Even if one accepts these reasons for delaying introduction of the intervention to some groups, I can’t help but be concerned about the effects that that delay might have on the nature of the participants by the time they are introduced to the intervention. In a medical trial it is not unreasonable to assume that the nature of whatever condition is being treated in the trial might change over time. For example participants might naturally get better, they might die, their medical condition might change so that none of the interventions being compared will be, even theoretically, appropriate. If this happens then any bias reduction made possible by random allocation is compromised and the comparison groups become systematically different.
In social sciences there may be what one panelist at the symposium described as carry-over effects. That is to say, experiences that participants have early in the life span of the trial carry over to later periods of the trial and may, therefore, introduce systematic bias into the trial.
To illustrate this in an education setting, consider the following (admittedly rather crude) example. If I want to compare the effects on students’ critical thinking of teaching evolution, in a school for whom business as usual is to teach creationism, I could do a stepped wedge trial. Assuming that participants are all new to the school at the start of the trial, the cluster in the first phase of the trial gets little or no creationism education and are compared to children who have had commensurately little creationism education. As time passes, the business as usual clusters experience increasing amounts of creationism education so that by the time the final cluster is introduced to the evolution education they are well and truly convinced by the doctrine of creationism and dismiss evolution as contradictory and therefore wrong. They are now systematically different to the comparison groups at the start of the trial.

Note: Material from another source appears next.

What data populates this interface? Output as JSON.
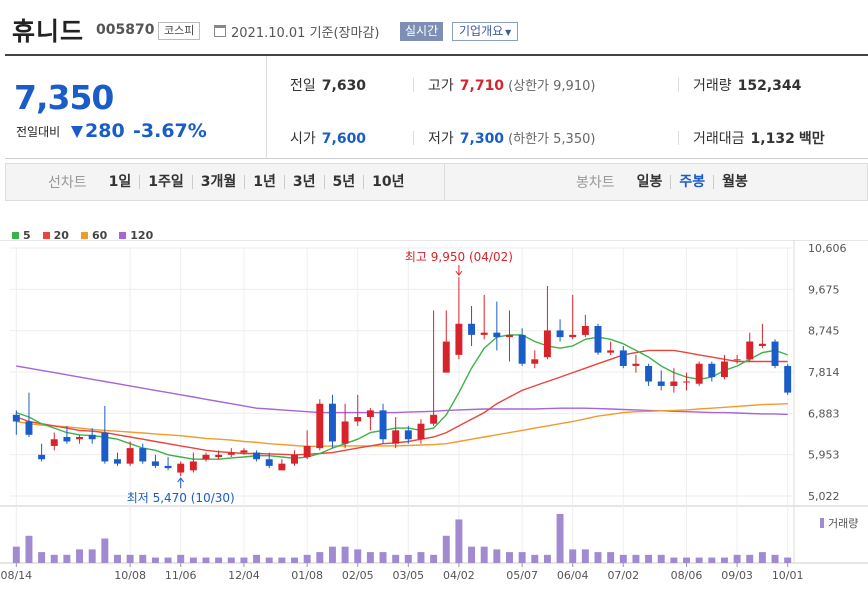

It was an interesting symposium and it is always informative to hear about different methodological approaches to finding out what works. Based on this brief introduction to stepped wedge trials, though, I remain pretty unconvinced. I can’t help but see them as a capitulation to ethics committees, who, in my opinion, behave unethically when they insist that all participants in a trial must receive an intervention over which there is uncertainty. Stepped wedge trials also introduce a not inconsiderable risk of bias, into what should be an unbiased form of comparison. My position may not be unique, as the final comment in the panel discussion that ended the symposium illustrates (regrettably, I can’t remember who said it). It was something like “when you can’t do any other kind of randomised trial then maybe you should consider doing a stepped wedge trial.”